La investigación posterior desmontó, punto por punto, las mentiras de Jaume. Una pieza de El País hablaba de “desmontar las mentiras del asesino confeso”: la supuesta mochila con dinero que nunca apareció, los viajes inventados, los mensajes que él decía haber recibido y que jamás existieron. Los Mossos demostraron que sabía desde el primer minuto que Mònica no iba a volver, porque la había matado él mismo. Durante diez meses convivió con la familia, se presentó como hombre preocupado y colaborador, y al mismo tiempo seguía utilizando su dinero y viviendo en la casa que había convertido en tumba.

En febrero de 2022, arrancó en la Audiencia de Barcelona el juicio con jurado popular contra Jaume Badiella. La Fiscalía pidió 24 años de prisión por asesinato con alevosía y ocultación de cadáver; la acusación particular, en nombre de la familia, reclamó incluso más. El jurado consideró probado que se trató de un asesinato, no de un homicidio impulsivo: hubo ensañamiento, múltiples golpes con un hacha, ventaja absoluta del agresor y posterior ocultación del cuerpo para evitar ser descubierto.


El 11 de marzo de 2022, la Audiencia de Barcelona dictó sentencia: 18 años y medio de prisión para Jaume Badiella, asesino confeso de su expareja, por asesinato y ocultación de cadáver, además de la obligación de indemnizar con 250.000 euros a los familiares de Mònica y la prohibición de acercarse a ellos durante años tras su salida de la cárcel. La condena quedó lejos de los 24 años solicitados por la Fiscalía, pero certificó algo fundamental: que la “desaparición” de Mònica fue, desde el primer minuto, un feminicidio planificado y encubierto.

El caso de Mònica Borràs se convirtió en símbolo por varios motivos. No sólo por la violencia brutal del crimen, ni por el dato escalofriante de ser la víctima 1.001 de violencia machista en España, sino por la forma en que su asesino usó la narrativa de la “marcha voluntaria” para encubrir el asesinato. Durante meses, la explicación que circuló fue esa: se fue porque quiso. Historias como la de Mònica recuerdan que esa frase, tantas veces utilizada para minimizar desapariciones, puede esconder el peor de los escenarios.
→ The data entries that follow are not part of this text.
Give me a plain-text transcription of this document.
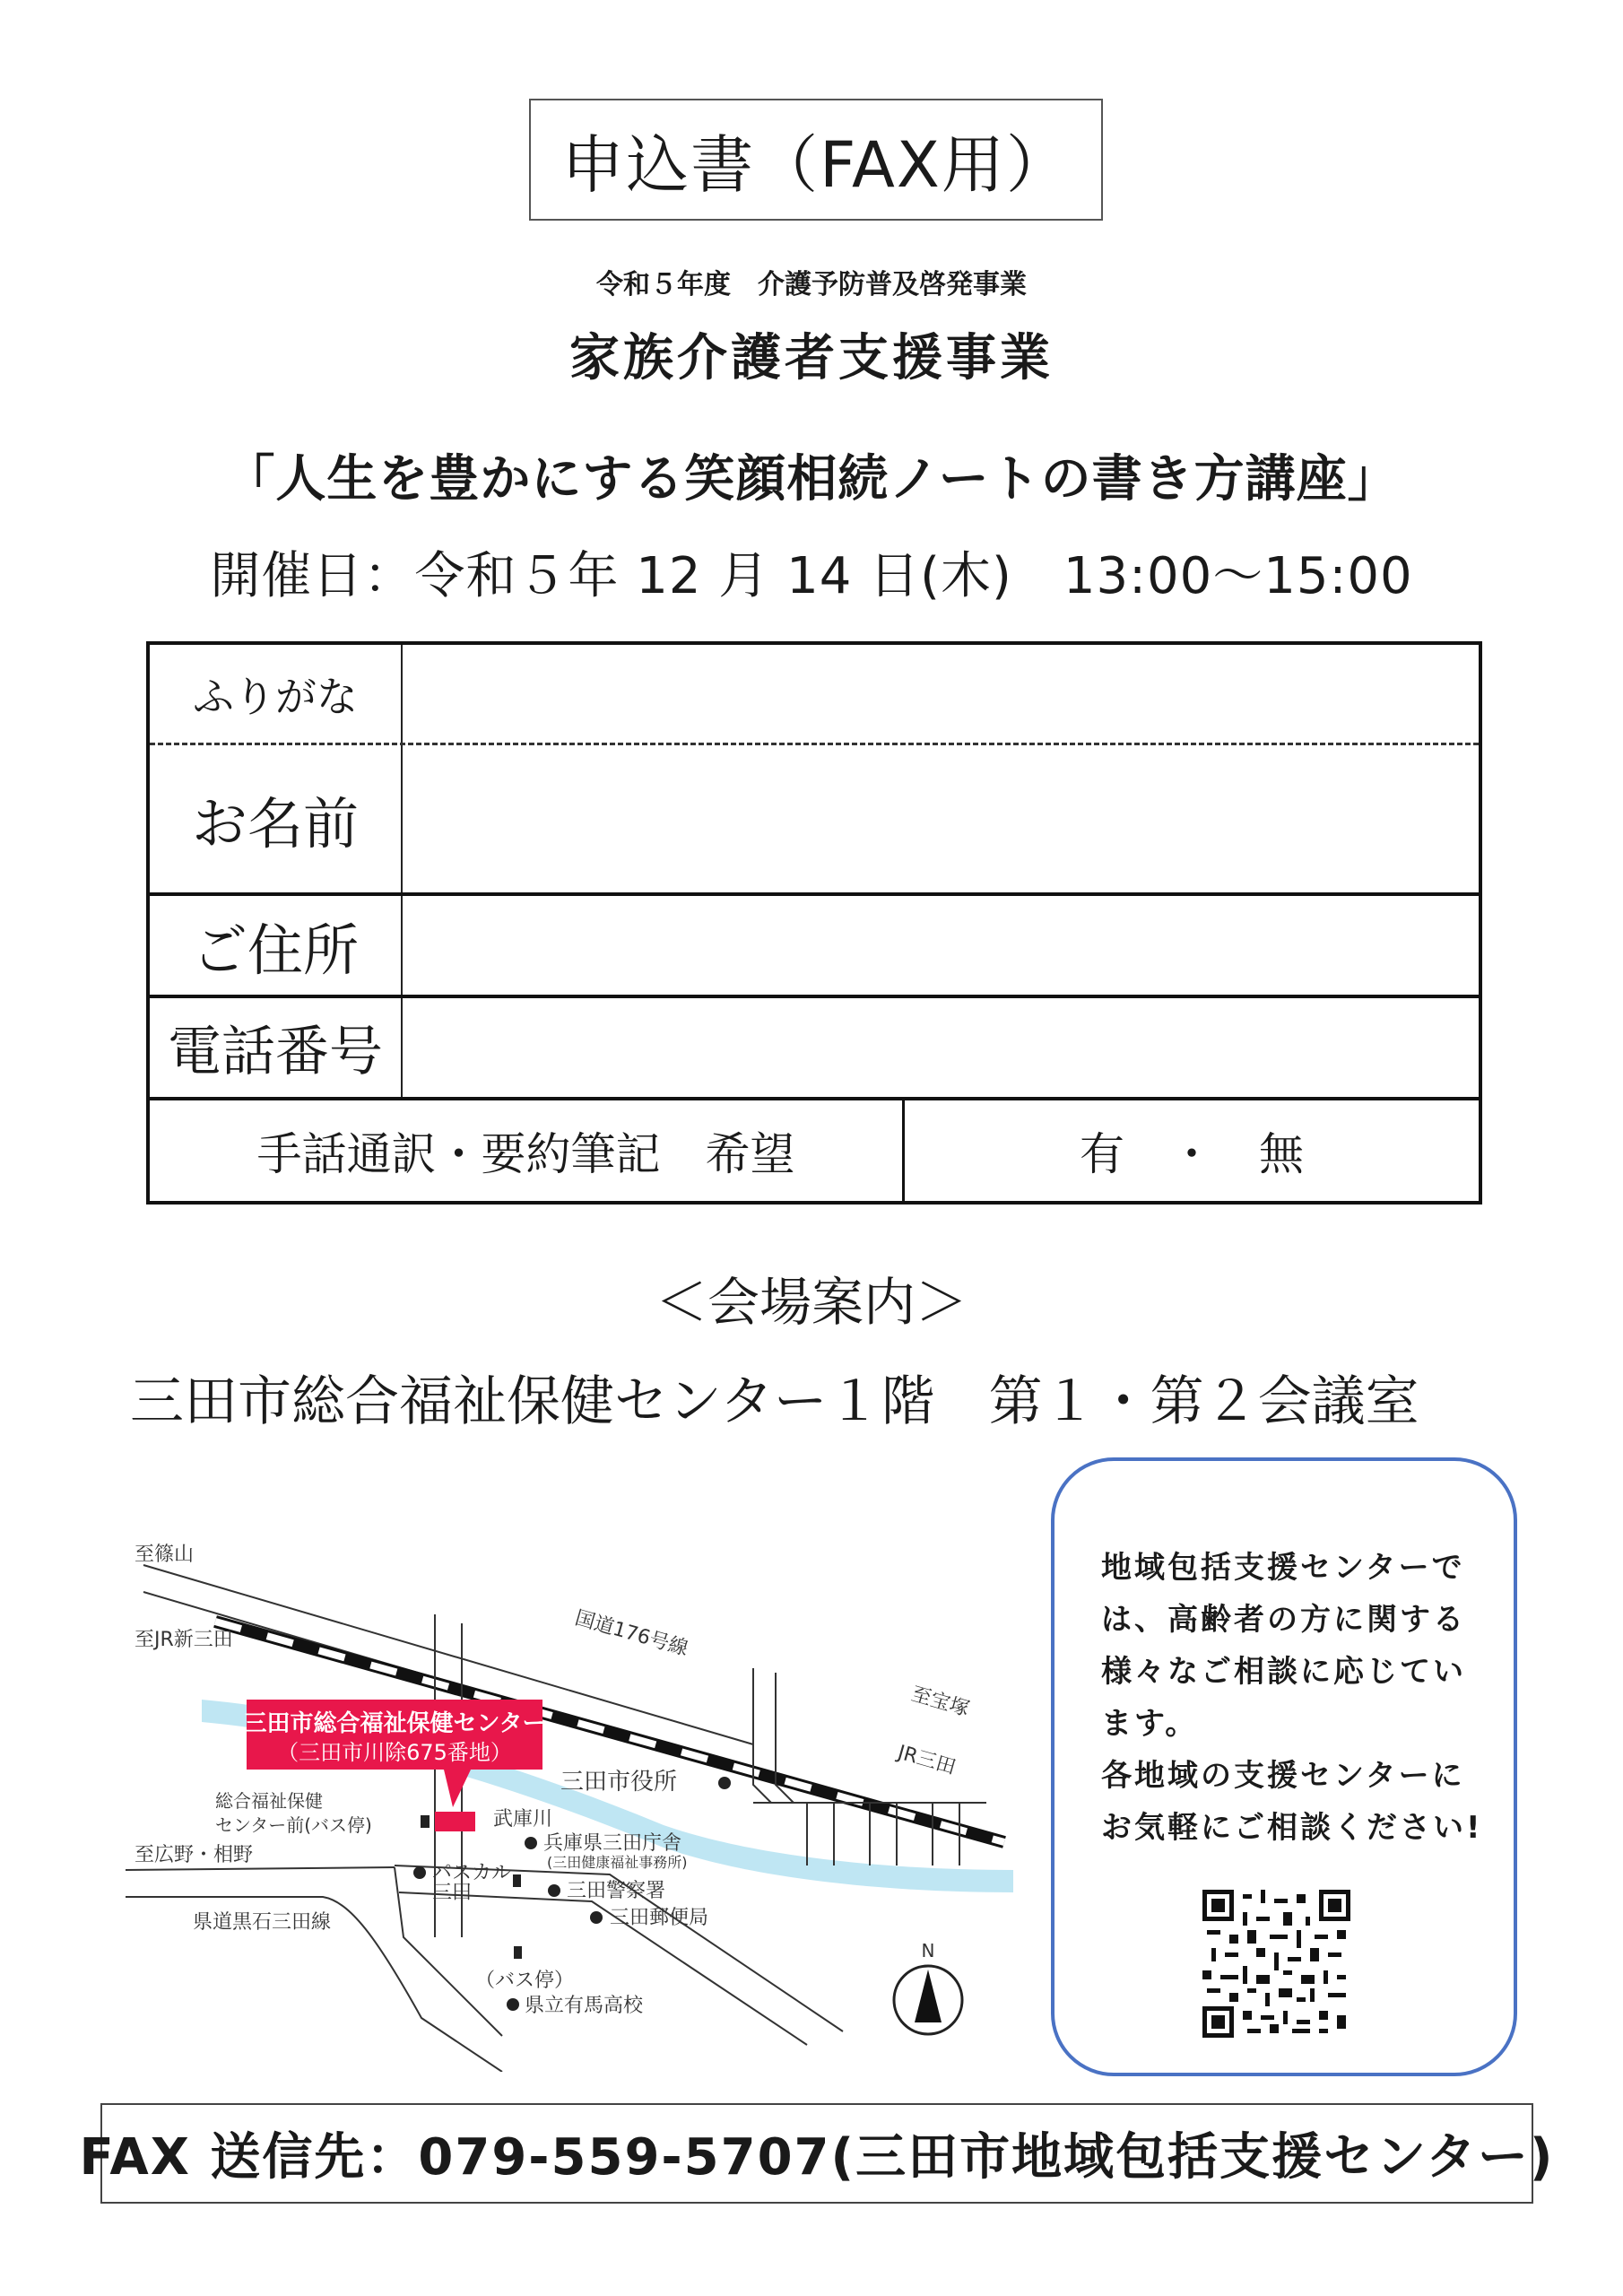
申込書（FAX用）
令和５年度　介護予防普及啓発事業
家族介護者支援事業
「人生を豊かにする笑顔相続ノートの書き方講座」
開催日：令和５年 12 月 14 日(木)　13:00～15:00
ふりがな
お名前
ご住所
電話番号
手話通訳・要約筆記　希望	有　・　無
＜会場案内＞
三田市総合福祉保健センター１階　第１・第２会議室
三田市総合福祉保健センター
（三田市川除675番地）
至篠山
至JR新三田	国道176号線
至宝塚
JR三田
三田市役所
武庫川
総合福祉保健
センター前(バス停)
兵庫県三田庁舎
(三田健康福祉事務所)
至広野・相野
パスカル
三田	三田警察署
三田郵便局
県道黒石三田線
（バス停）
県立有馬高校
N
地域包括支援センターで
は、高齢者の方に関する
様々なご相談に応じてい
ます。
各地域の支援センターに
お気軽にご相談ください!
FAX 送信先：079-559-5707(三田市地域包括支援センター)
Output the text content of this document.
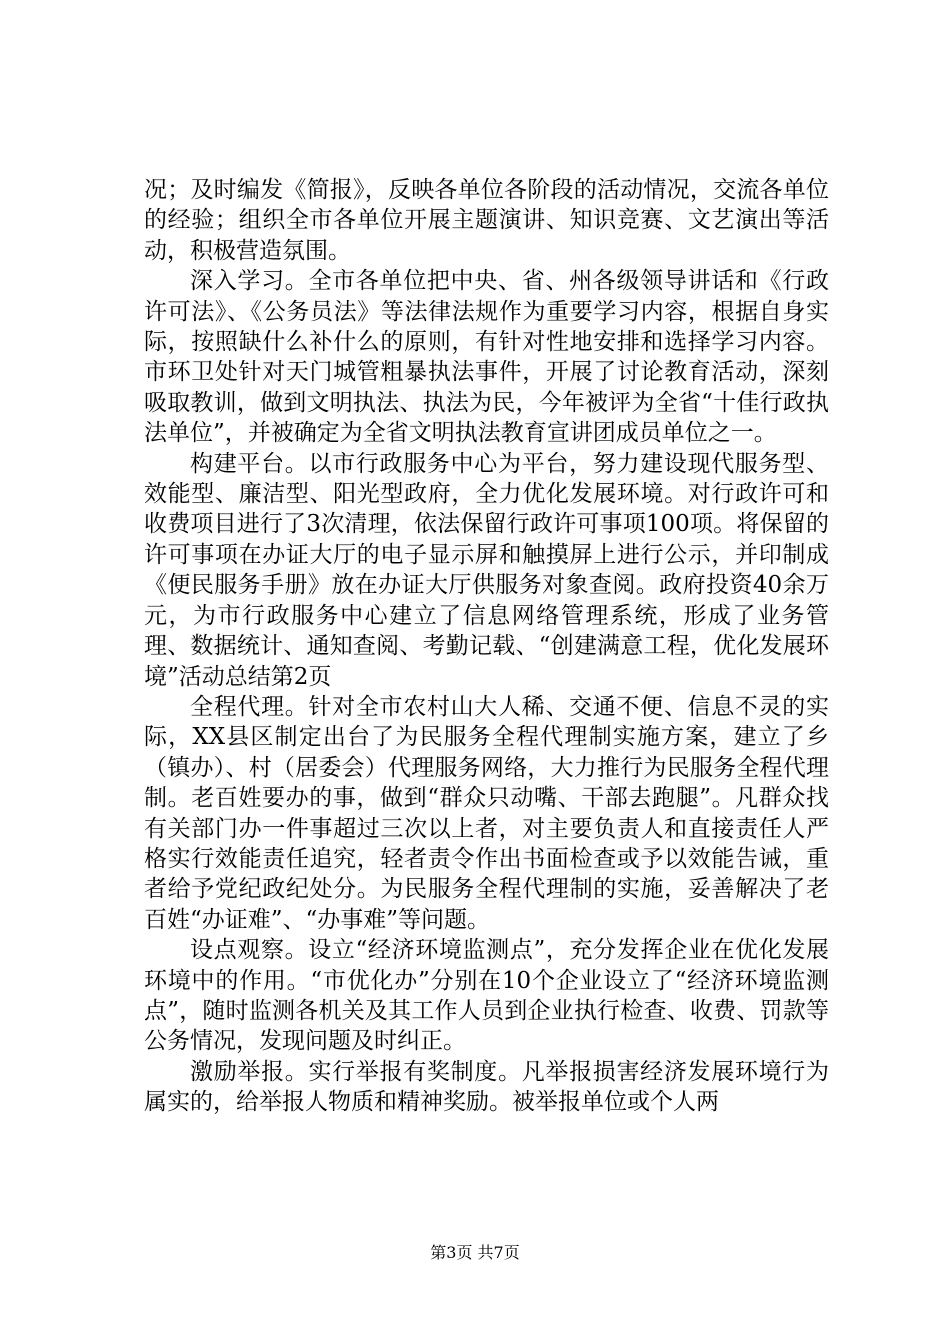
况；及时编发《简报》，反映各单位各阶段的活动情况，交流各单位的经验；组织全市各单位开展主题演讲、知识竞赛、文艺演出等活动，积极营造氛围。

深入学习。全市各单位把中央、省、州各级领导讲话和《行政许可法》、《公务员法》等法律法规作为重要学习内容，根据自身实际，按照缺什么补什么的原则，有针对性地安排和选择学习内容。市环卫处针对天门城管粗暴执法事件，开展了讨论教育活动，深刻吸取教训，做到文明执法、执法为民，今年被评为全省“十佳行政执法单位”，并被确定为全省文明执法教育宣讲团成员单位之一。

构建平台。以市行政服务中心为平台，努力建设现代服务型、效能型、廉洁型、阳光型政府，全力优化发展环境。对行政许可和收费项目进行了3次清理，依法保留行政许可事项100项。将保留的许可事项在办证大厅的电子显示屏和触摸屏上进行公示，并印制成《便民服务手册》放在办证大厅供服务对象查阅。政府投资40余万元，为市行政服务中心建立了信息网络管理系统，形成了业务管理、数据统计、通知查阅、考勤记载、“创建满意工程，优化发展环境”活动总结第2页

全程代理。针对全市农村山大人稀、交通不便、信息不灵的实际，XX县区制定出台了为民服务全程代理制实施方案，建立了乡（镇办）、村（居委会）代理服务网络，大力推行为民服务全程代理制。老百姓要办的事，做到“群众只动嘴、干部去跑腿”。凡群众找有关部门办一件事超过三次以上者，对主要负责人和直接责任人严格实行效能责任追究，轻者责令作出书面检查或予以效能告诫，重者给予党纪政纪处分。为民服务全程代理制的实施，妥善解决了老百姓“办证难”、“办事难”等问题。

设点观察。设立“经济环境监测点”，充分发挥企业在优化发展环境中的作用。“市优化办”分别在10个企业设立了“经济环境监测点”，随时监测各机关及其工作人员到企业执行检查、收费、罚款等公务情况，发现问题及时纠正。

激励举报。实行举报有奖制度。凡举报损害经济发展环境行为属实的，给举报人物质和精神奖励。被举报单位或个人两

第3页 共7页
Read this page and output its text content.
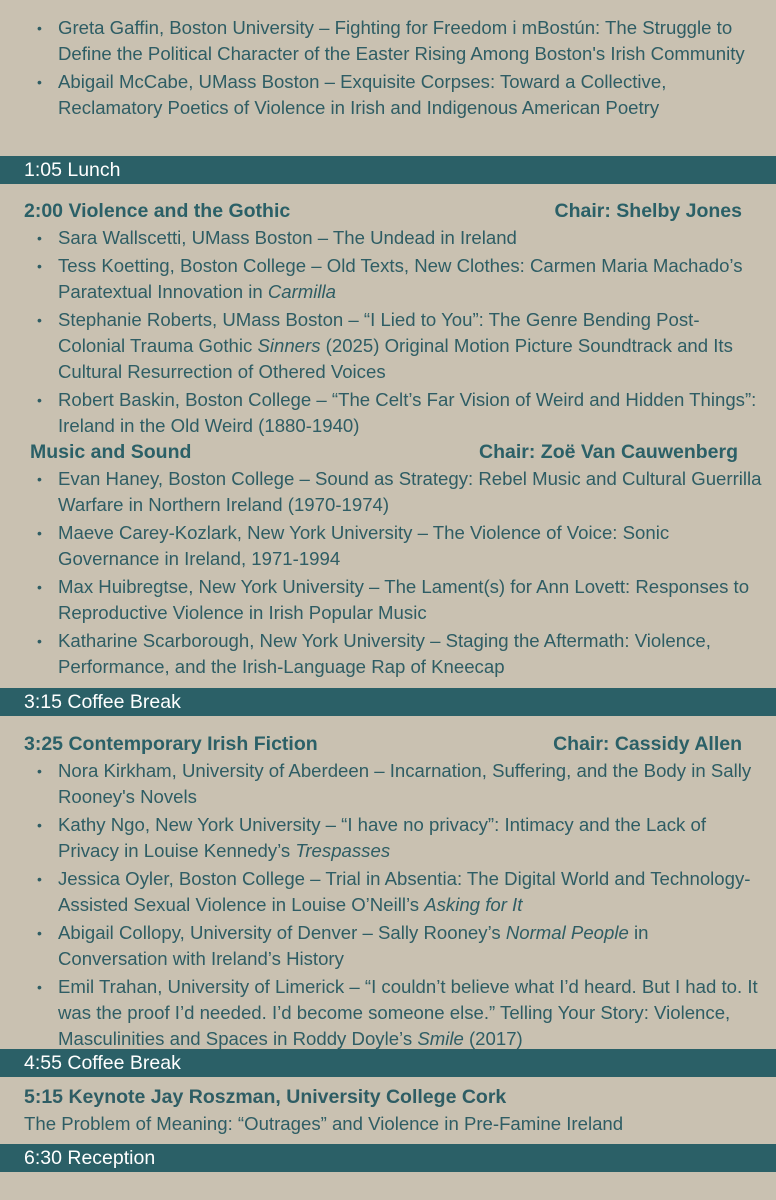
• Greta Gaffin, Boston University – Fighting for Freedom i mBostún: The Struggle to Define the Political Character of the Easter Rising Among Boston's Irish Community
• Abigail McCabe, UMass Boston – Exquisite Corpses: Toward a Collective, Reclamatory Poetics of Violence in Irish and Indigenous American Poetry
1:05 Lunch
2:00 Violence and the Gothic	Chair: Shelby Jones
• Sara Wallscetti, UMass Boston – The Undead in Ireland
• Tess Koetting, Boston College – Old Texts, New Clothes: Carmen Maria Machado’s Paratextual Innovation in Carmilla
• Stephanie Roberts, UMass Boston – “I Lied to You”: The Genre Bending Post-Colonial Trauma Gothic Sinners (2025) Original Motion Picture Soundtrack and Its Cultural Resurrection of Othered Voices
• Robert Baskin, Boston College – “The Celt’s Far Vision of Weird and Hidden Things”: Ireland in the Old Weird (1880-1940)
Music and Sound	Chair: Zoë Van Cauwenberg
• Evan Haney, Boston College – Sound as Strategy: Rebel Music and Cultural Guerrilla Warfare in Northern Ireland (1970-1974)
• Maeve Carey-Kozlark, New York University – The Violence of Voice: Sonic Governance in Ireland, 1971-1994
• Max Huibregtse, New York University – The Lament(s) for Ann Lovett: Responses to Reproductive Violence in Irish Popular Music
• Katharine Scarborough, New York University – Staging the Aftermath: Violence, Performance, and the Irish-Language Rap of Kneecap
3:15 Coffee Break
3:25 Contemporary Irish Fiction	Chair: Cassidy Allen
• Nora Kirkham, University of Aberdeen – Incarnation, Suffering, and the Body in Sally Rooney's Novels
• Kathy Ngo, New York University – “I have no privacy”: Intimacy and the Lack of Privacy in Louise Kennedy’s Trespasses
• Jessica Oyler, Boston College – Trial in Absentia: The Digital World and Technology-Assisted Sexual Violence in Louise O’Neill’s Asking for It
• Abigail Collopy, University of Denver – Sally Rooney’s Normal People in Conversation with Ireland’s History
• Emil Trahan, University of Limerick – “I couldn’t believe what I’d heard. But I had to. It was the proof I’d needed. I’d become someone else.” Telling Your Story: Violence, Masculinities and Spaces in Roddy Doyle’s Smile (2017)
4:55 Coffee Break
5:15 Keynote Jay Roszman, University College Cork
The Problem of Meaning: “Outrages” and Violence in Pre-Famine Ireland
6:30 Reception
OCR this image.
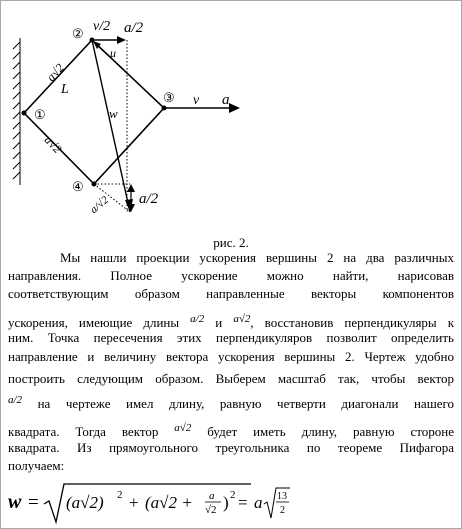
①
②
③
④
a√2
L
a√2
a/√2
v/2 a/2
u
w
v a
a/2
рис. 2.
Мы нашли проекции ускорения вершины 2 на два различных
направления. Полное ускорение можно найти, нарисовав
соответствующим образом направленные векторы компонентов
ускорения, имеющие длины $^{a/2}$ и $^{a√2}$, восстановив перпендикуляры к
ним. Точка пересечения этих перпендикуляров позволит определить
направление и величину вектора ускорения вершины 2. Чертеж удобно
построить следующим образом. Выберем масштаб так, чтобы вектор
$^{a/2}$ на чертеже имел длину, равную четверти диагонали нашего
квадрата. Тогда вектор $^{a√2}$ будет иметь длину, равную стороне
квадрата. Из прямоугольного треугольника по теореме Пифагора
получаем:
w = (a√2) 2 + (a√2 + a
√2 ) 2 = a 13
2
Hoy, el nombre de Mònica Borràs resuena cada vez que se habla de mujeres asesinadas por sus parejas o exparejas en Terrassa y en toda España. Su caso aparece en reportajes, programas de investigación y listados oficiales de víctimas de violencia de género. Pero, por encima de todo, sigue vivo en la memoria de su familia, de un barrio que tardó en creer que aquella mujer no se había ido por voluntad propia, y de una sociedad que, con cada feminicidio, vuelve a hacerse la misma pregunta: ¿qué más tenía que haber pasado para que alguien viera el peligro antes?


Porque la verdadera pesadilla del caso de Mònica Borràs no es sólo el hacha, ni el patio convertido en tumba, ni los diez meses de silencio. Es saber que, durante casi un año, el lugar donde todos buscaban respuestas estaba justo bajo sus pies. Que la casa donde se la daba por “desaparecida” ocultaba, bajo una capa de baldosas, toda la verdad. Y que sólo cuando se rompió el suelo apareció lo que siempre había estado ahí: el cuerpo de Mònica… y la historia de un asesinato machista que nunca debió disfrazarse de fuga.